The rate for a 15-year mortgage, often used by those refinancing their homes, fell to 6.29% this week from 6.36% last week. One year ago, it was 2.35%.
On Wednesday, the Fed raised its short-term lending rate by another 0.75 percentage points, three times its usual margin, for a fourth time this year. Its key rate now stands in a range of 3.75% to 4%, with more increases likely on the horizon.
“We still have some ways to go,” Fed Chair Jerome Powell said Wednesday, suggesting that more recent data suggest that officials might have to raise rates higher than the 4.6% they forecast in September if inflation continues to persist.
Consumer prices remained stubbornly high at 6.2% year-over-year in September, the same as the previous month.

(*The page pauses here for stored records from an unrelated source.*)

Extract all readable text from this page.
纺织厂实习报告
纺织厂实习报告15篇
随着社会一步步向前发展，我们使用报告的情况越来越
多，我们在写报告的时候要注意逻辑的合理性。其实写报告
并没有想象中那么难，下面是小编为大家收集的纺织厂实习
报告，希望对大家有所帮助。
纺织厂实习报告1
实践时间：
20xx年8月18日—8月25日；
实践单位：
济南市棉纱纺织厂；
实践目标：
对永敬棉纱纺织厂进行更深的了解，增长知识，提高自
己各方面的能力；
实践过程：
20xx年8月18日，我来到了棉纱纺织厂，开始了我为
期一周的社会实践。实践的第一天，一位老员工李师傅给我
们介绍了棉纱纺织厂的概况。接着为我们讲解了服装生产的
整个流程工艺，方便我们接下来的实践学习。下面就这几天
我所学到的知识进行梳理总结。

The average long-term U.S. mortgage rate topped 7% for the first time in more than two decades this week, which combined with sky-high home prices, have crushed homebuyers’ purchasing power by adding hundreds of dollars to monthly mortgage payments.
Sales of existing homes have declined for eight straight months as borrowing costs have become too high a hurdle for many Americans already paying more for food, gas and other necessities. Meanwhile, some homeowners have held off putting their homes on the market because they don’t want to jump into a higher rate on their next mortgage.
While mortgage rates don’t necessarily mirror the Fed’s rate increases, they tend to track the yield on the 10-year Treasury note. The yield is influenced by a variety of factors, including investors’ expectations for future inflation and global demand for U.S. Treasurys.